DAPK promoter methylation and bladder cancer risk: A systematic review and meta-analysis

Abstract

Background: Methylation of tumor suppressor gene promoter leads to transcription inactivation and is involved in tumorigenesis. Several studies demonstrate a potential association between the Death-Associated Protein Kinase (DAPK) gene promoter methylation and bladder cancer risk, tumor stage and histological grade. Due to inconsistent results of these studies, we performed this meta-analysis to ascertain the association. Methods: Studies were retrieved from the PubMed, Embase, Web of Science and the Cochrane Library databases. Study selection and data extraction were executed by two reviewers independently. Meta-analysis was performed using Stata 13.0 and Review Manager 5.3 software. Results: A total of 21 articles involving 15 case control and 8 case series studies were included in this meta-analysis. DAPK promoter methylation was associated with bladder cancer risk (OR: 5.81; 95%CI = 3.83±8.82, P<0.00001). The frequency of DAPK promoter methylation was equal in bladder cancer tissue and paired adjacent normal tissue (OR: 0.87; 95%CI = 0.31± 2.48, P = 0.794).
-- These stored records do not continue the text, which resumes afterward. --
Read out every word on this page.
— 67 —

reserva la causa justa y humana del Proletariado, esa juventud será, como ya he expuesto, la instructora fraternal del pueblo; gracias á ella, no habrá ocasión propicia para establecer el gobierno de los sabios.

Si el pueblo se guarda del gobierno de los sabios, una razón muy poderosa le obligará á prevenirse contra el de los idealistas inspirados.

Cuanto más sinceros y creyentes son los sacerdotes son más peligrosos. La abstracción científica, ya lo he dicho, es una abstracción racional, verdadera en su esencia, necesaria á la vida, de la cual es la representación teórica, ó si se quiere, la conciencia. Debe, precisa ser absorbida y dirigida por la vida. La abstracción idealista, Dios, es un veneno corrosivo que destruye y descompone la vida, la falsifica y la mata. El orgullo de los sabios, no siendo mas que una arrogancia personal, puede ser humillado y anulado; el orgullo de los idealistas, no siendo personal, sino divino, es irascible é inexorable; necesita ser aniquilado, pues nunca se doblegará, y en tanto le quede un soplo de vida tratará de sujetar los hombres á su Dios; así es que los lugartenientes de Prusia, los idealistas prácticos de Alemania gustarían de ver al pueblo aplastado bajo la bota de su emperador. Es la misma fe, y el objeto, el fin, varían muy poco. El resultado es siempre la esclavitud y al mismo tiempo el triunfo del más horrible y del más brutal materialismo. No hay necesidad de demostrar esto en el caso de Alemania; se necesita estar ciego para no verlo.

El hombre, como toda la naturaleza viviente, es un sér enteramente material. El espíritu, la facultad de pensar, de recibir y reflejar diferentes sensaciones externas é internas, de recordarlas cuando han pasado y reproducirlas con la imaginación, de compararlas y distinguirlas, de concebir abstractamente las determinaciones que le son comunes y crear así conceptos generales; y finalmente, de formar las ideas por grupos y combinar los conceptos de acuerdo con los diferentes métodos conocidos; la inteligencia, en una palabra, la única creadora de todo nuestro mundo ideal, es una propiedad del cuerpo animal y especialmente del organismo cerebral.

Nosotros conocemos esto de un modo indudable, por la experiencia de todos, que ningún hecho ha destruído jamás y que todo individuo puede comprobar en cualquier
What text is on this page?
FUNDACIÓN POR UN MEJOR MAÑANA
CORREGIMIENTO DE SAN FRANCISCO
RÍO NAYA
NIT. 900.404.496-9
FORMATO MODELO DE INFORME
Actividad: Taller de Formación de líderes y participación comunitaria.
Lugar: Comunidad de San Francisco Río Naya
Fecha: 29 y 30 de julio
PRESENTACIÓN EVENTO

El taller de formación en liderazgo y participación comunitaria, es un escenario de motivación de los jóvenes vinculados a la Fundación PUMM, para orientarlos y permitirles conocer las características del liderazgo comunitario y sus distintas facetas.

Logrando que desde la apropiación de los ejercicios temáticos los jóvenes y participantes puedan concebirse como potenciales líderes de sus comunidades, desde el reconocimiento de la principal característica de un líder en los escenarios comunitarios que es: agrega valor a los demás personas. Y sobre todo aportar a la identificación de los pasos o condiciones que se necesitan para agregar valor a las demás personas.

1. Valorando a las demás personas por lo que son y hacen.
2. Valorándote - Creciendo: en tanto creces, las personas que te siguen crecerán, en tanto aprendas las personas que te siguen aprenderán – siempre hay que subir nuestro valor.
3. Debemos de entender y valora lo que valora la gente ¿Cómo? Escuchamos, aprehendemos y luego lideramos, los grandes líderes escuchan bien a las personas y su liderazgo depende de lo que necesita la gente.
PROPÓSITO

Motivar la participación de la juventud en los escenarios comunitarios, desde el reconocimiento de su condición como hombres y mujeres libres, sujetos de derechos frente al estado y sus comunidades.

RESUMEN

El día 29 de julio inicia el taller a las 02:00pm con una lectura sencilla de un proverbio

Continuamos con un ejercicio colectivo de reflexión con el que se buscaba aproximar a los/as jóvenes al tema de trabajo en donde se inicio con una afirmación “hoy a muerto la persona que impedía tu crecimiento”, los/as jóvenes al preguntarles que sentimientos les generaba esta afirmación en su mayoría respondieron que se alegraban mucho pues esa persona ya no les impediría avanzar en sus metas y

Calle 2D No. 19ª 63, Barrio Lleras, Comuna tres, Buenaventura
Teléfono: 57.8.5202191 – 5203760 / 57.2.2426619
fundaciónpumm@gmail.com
Furthermore, DAPK promoter methylation was associated with higher histological grade (OR: 1.52; 95%CI = 1.10±2.09, P = 0.011) but not associated with tumor stage (OR: 1.12; 95%CI = 0.67±1.87, P = 0.668). Conclusions: The result suggests that DAPK promoter methylation is significantly increased in bladder cancer patients compared to normal controls. DAPK promoter methylation could serve as a biomarker for bladder cancer detection and management.